Secondo l’Alto Commissariato delle Nazioni Unite per i Rifugiati almeno 3.419 migranti sono morti nell’attraversare il Mar Mediterraneo per raggiungere l’Europa. Nel solo gennaio scorso almeno 207.000 persone avrebbero attraversato il Mediterraneo, circa il triplo rispetto al 2011.

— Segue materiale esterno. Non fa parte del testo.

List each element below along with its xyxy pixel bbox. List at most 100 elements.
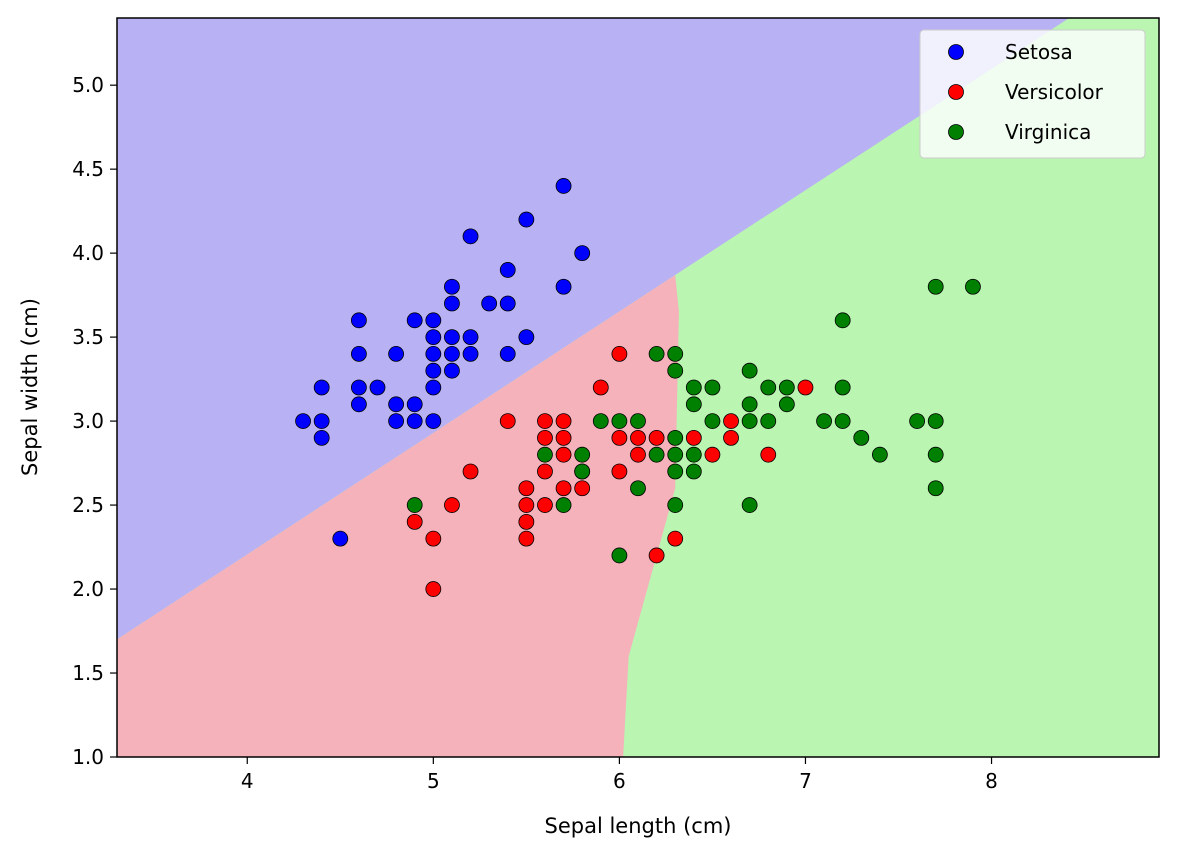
point-setosa [444, 295, 460, 312]
point-setosa [313, 413, 330, 429]
point-setosa [313, 379, 330, 396]
point-virginica [667, 446, 684, 463]
plot-frame [116, 17, 1160, 758]
point-versicolor [760, 446, 777, 463]
point-setosa [481, 295, 498, 312]
point-versicolor [537, 463, 553, 480]
point-virginica [648, 446, 665, 463]
point-versicolor [518, 480, 535, 497]
x-tick-label: 5 [427, 769, 440, 793]
point-virginica [741, 396, 758, 413]
point-setosa [462, 228, 479, 245]
point-versicolor [537, 413, 553, 429]
legend-marker-virginica [948, 124, 964, 140]
region-versicolor [117, 274, 679, 757]
series-virginica [406, 278, 981, 564]
x-axis: 4 5 6 7 8 [241, 757, 998, 793]
point-versicolor [406, 513, 423, 530]
point-versicolor [518, 513, 535, 530]
point-setosa [295, 413, 311, 429]
point-virginica [537, 446, 553, 463]
point-virginica [685, 396, 702, 413]
legend-label-versicolor: Versicolor [1005, 80, 1104, 104]
point-virginica [574, 463, 591, 480]
point-virginica [741, 497, 758, 513]
point-setosa [518, 329, 535, 346]
point-virginica [760, 413, 777, 429]
point-virginica [685, 463, 702, 480]
region-setosa [117, 18, 1070, 640]
point-versicolor [611, 463, 628, 480]
x-tick-label: 6 [613, 769, 626, 793]
point-setosa [406, 396, 423, 413]
point-setosa [425, 379, 442, 396]
point-virginica [965, 278, 981, 295]
point-virginica [816, 413, 832, 429]
point-setosa [425, 329, 442, 346]
point-versicolor [797, 379, 814, 396]
point-versicolor [630, 446, 646, 463]
point-versicolor [555, 413, 572, 429]
point-virginica [704, 413, 721, 429]
point-versicolor [462, 463, 479, 480]
point-setosa [574, 245, 591, 262]
point-versicolor [685, 429, 702, 446]
point-versicolor [425, 581, 442, 597]
point-virginica [834, 379, 851, 396]
point-setosa [499, 262, 516, 278]
point-setosa [350, 379, 367, 396]
point-setosa [369, 379, 386, 396]
point-versicolor [704, 446, 721, 463]
point-virginica [927, 278, 944, 295]
point-setosa [425, 413, 442, 429]
point-virginica [871, 446, 888, 463]
legend-label-setosa: Setosa [1005, 40, 1073, 64]
point-virginica [685, 446, 702, 463]
point-setosa [444, 278, 460, 295]
point-virginica [611, 413, 628, 429]
point-setosa [555, 178, 572, 194]
point-versicolor [518, 497, 535, 513]
point-setosa [444, 329, 460, 346]
point-setosa [444, 362, 460, 379]
point-virginica [611, 547, 628, 564]
series-setosa [295, 178, 591, 547]
point-virginica [406, 497, 423, 513]
y-axis-label: Sepal width (cm) [18, 298, 42, 476]
point-setosa [313, 429, 330, 446]
point-versicolor [574, 480, 591, 497]
point-versicolor [537, 429, 553, 446]
x-tick-label: 8 [985, 769, 998, 793]
point-setosa [499, 346, 516, 362]
y-axis: 1.0 1.5 2.0 2.5 3.0 3.5 4.0 4.5 5.0 [72, 73, 117, 769]
y-tick-label: 5.0 [72, 73, 104, 97]
point-setosa [499, 295, 516, 312]
point-setosa [462, 329, 479, 346]
y-tick-label: 1.5 [72, 661, 104, 685]
point-virginica [704, 379, 721, 396]
point-versicolor [555, 429, 572, 446]
point-virginica [741, 362, 758, 379]
point-setosa [406, 312, 423, 329]
point-setosa [350, 396, 367, 413]
y-tick-label: 2.5 [72, 493, 104, 517]
point-versicolor [611, 429, 628, 446]
y-tick-label: 4.5 [72, 157, 104, 181]
point-setosa [332, 530, 349, 547]
legend-marker-setosa [948, 44, 964, 60]
point-versicolor [444, 497, 460, 513]
point-virginica [648, 346, 665, 362]
y-tick-label: 4.0 [72, 241, 104, 265]
y-tick-label: 3.5 [72, 325, 104, 349]
point-virginica [667, 429, 684, 446]
x-axis-label: Sepal length (cm) [545, 814, 732, 838]
x-tick-label: 4 [241, 769, 254, 793]
point-versicolor [518, 530, 535, 547]
point-virginica [667, 463, 684, 480]
point-virginica [778, 396, 795, 413]
point-versicolor [537, 497, 553, 513]
point-versicolor [611, 346, 628, 362]
point-setosa [425, 312, 442, 329]
point-virginica [555, 497, 572, 513]
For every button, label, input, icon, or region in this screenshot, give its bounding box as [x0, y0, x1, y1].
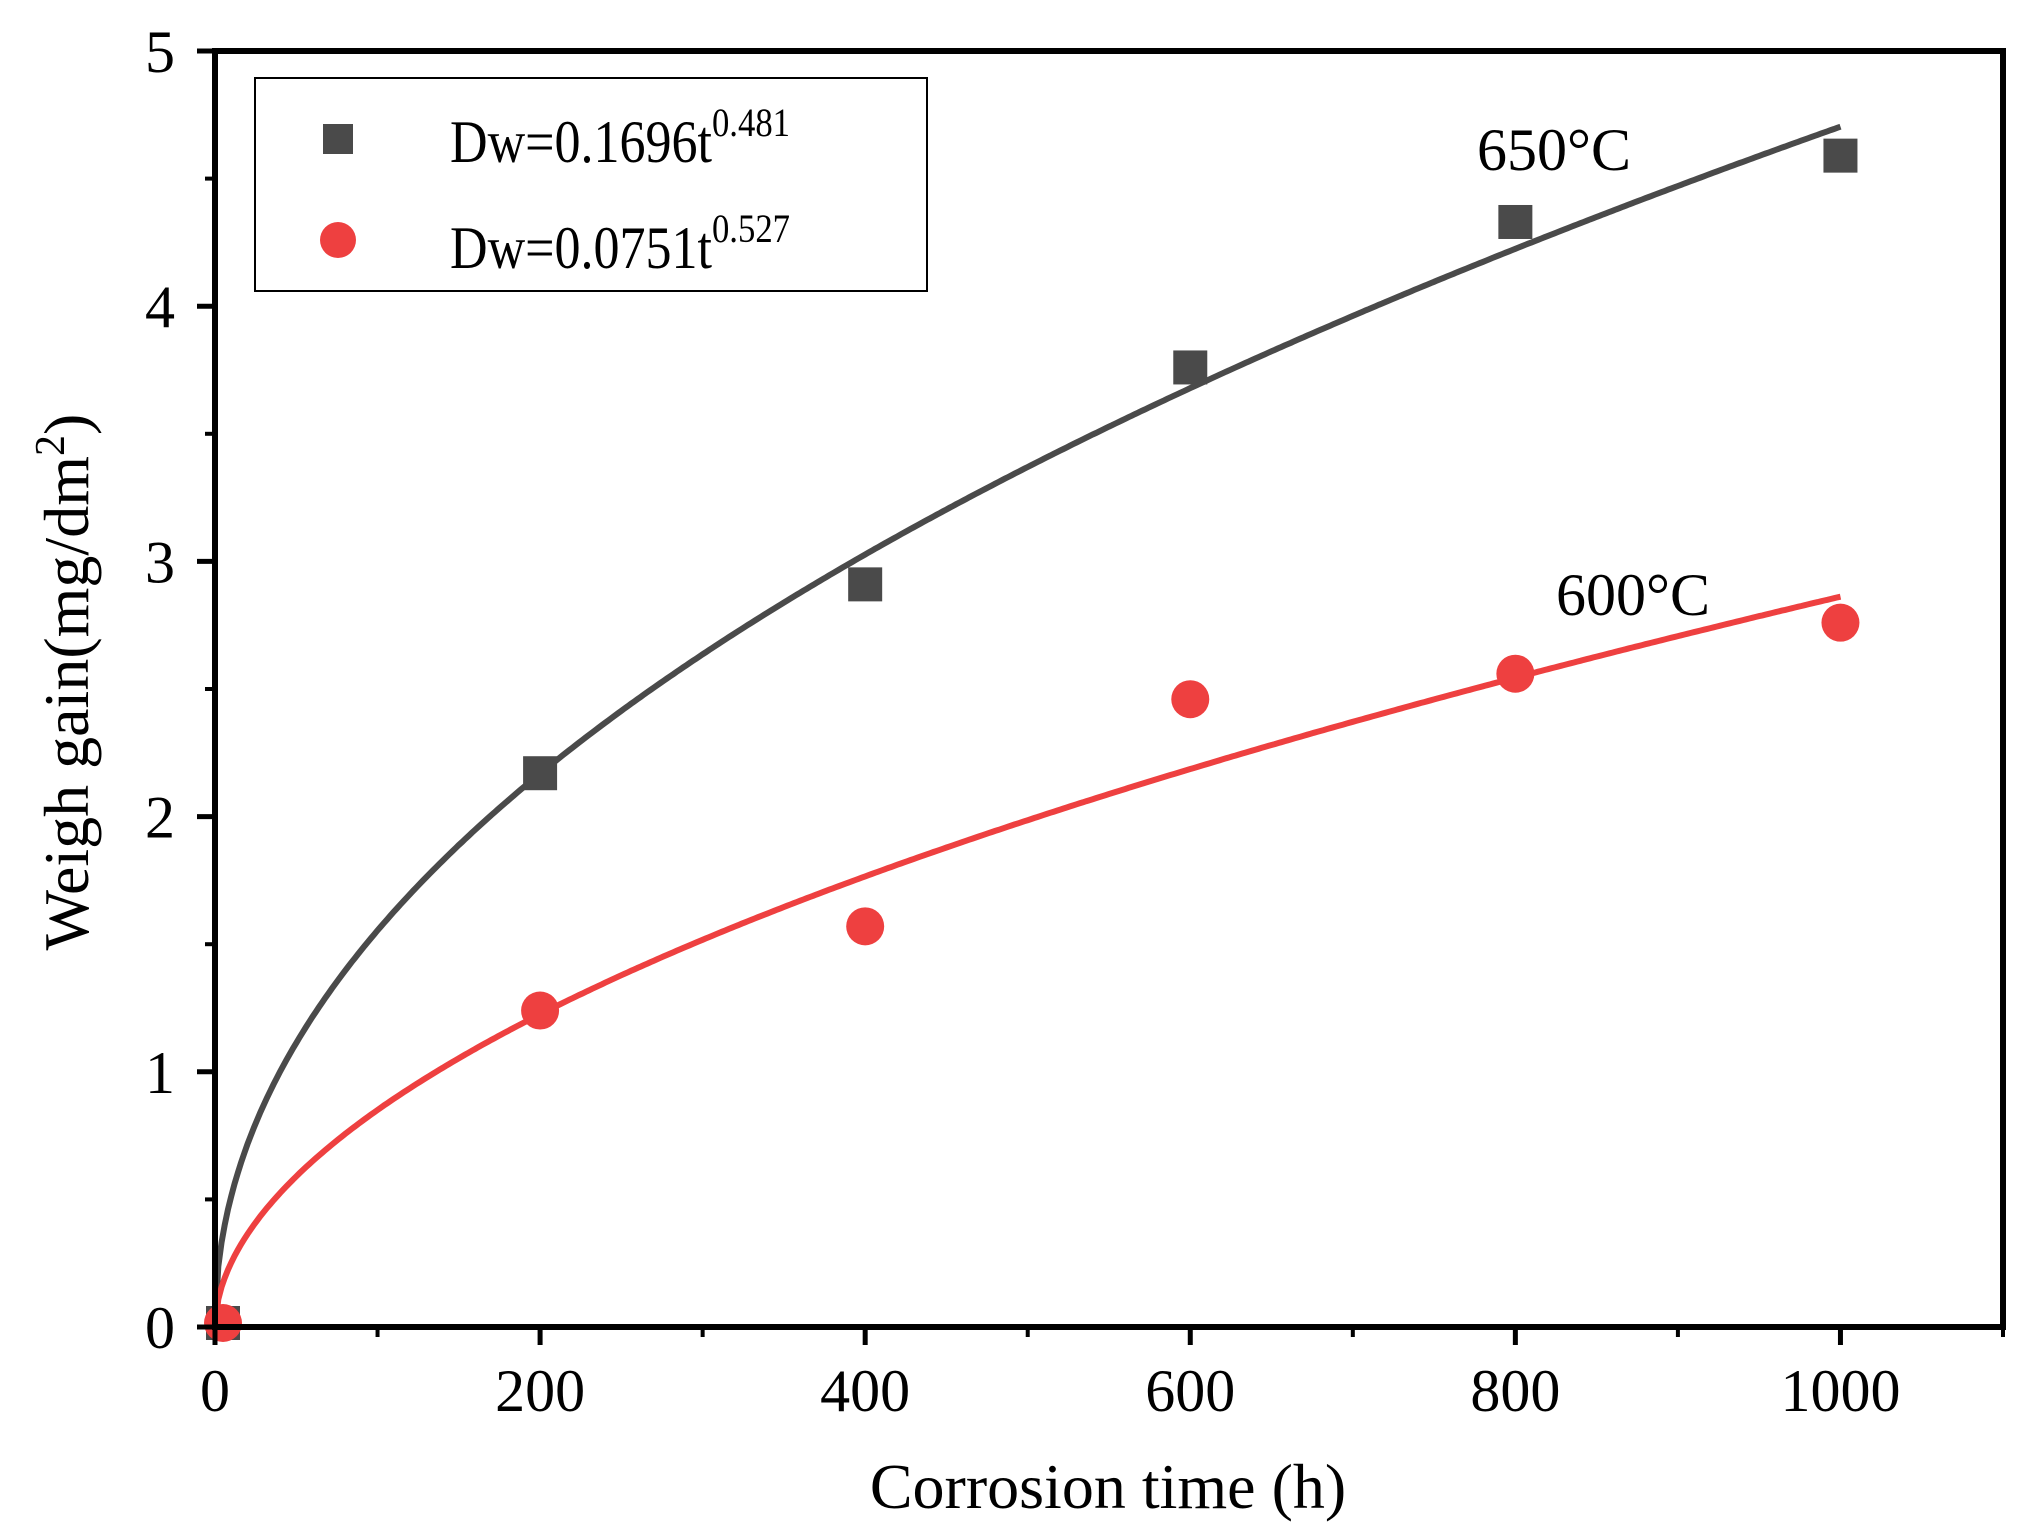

Se l’Europa non avesse tanti problemi di natura economica forse ci si occuperebbe di più della tragedia dei migranti inghiottiti dal Mediterraneo. Le guerre continuano provocando miseria e disperazione e quindi migrazioni di massa di intere famiglie che cercano di ricostruirsi una vita decente in Europa. l’80% delle partenze dei disperati avvengono dalla Libia, da qui cercano di raggiungere il continente europeo ma spesso arrivano sulle coste maltesi e italiane rischiando di finire inghiottiti dal Mediterraneo. Noi abbiamo già dato voce a uno di quelli che ce l’ha fatta attraversando il braccio di mare tra la Libia e Lampedusa, (LEGGI QUI L’INTERVISTA), e abbiamo avuto modo di comprendere quanto sia difficile e pericoloso affrontare un viaggio di questo tipo. Secondo i dati dell’Alto Commissariato delle Nazioni Unite per i Rifugiati almeno 3419 migranti avrebbero trovato la morte nel tentativo di attraversare il Mediterraneo, ma la cifra potrebbe essere tragicamente più alta. Con la caduta di Gheddafi la Libia è diventata semplicemente incapace di controllare i propri confini, di conseguenza le bande di trafficanti di uomini hanno trovato terreno fertile e anche molti membri del governo del Colonnello si sono riciclati nell’organizzare i viaggi della speranza verso l’Italia e l’Europa.  Chiaramente moltissimi provengono da un altro Paese in fiamme, la Siria, ma anche dall’Eritrea, dal Sudan e dalla Somalia. Anche nel Corno d’Africa infatti la popolazione fugge, almeno 83.000 persone hanno attraversato il Golfo di Aden e il Mar Rosso nel 2014 in cerca di una vita migliore e 242 di loro hanno perso la vita nel tentativo. Il timore di molti è che con il passare dei mesi al posto che migliorare la situazione in questi paesi peggiorerà, aumentando così il flusso di disperati che cercheranno di fuggire in Europa. Senza approntare le giuste infrastrutture per l’accoglienza e soprattutto tagliando il servizio di soccorso navale nel Mediterraneo il rischio è che il numero di vittime salirà esponenzialmente di fronte all’indifferenza dell’Europa che, al contrario, sembra preferire la criminalizzazione dei migranti in modo da trovare un facile capro espiatorio per la crisi economica.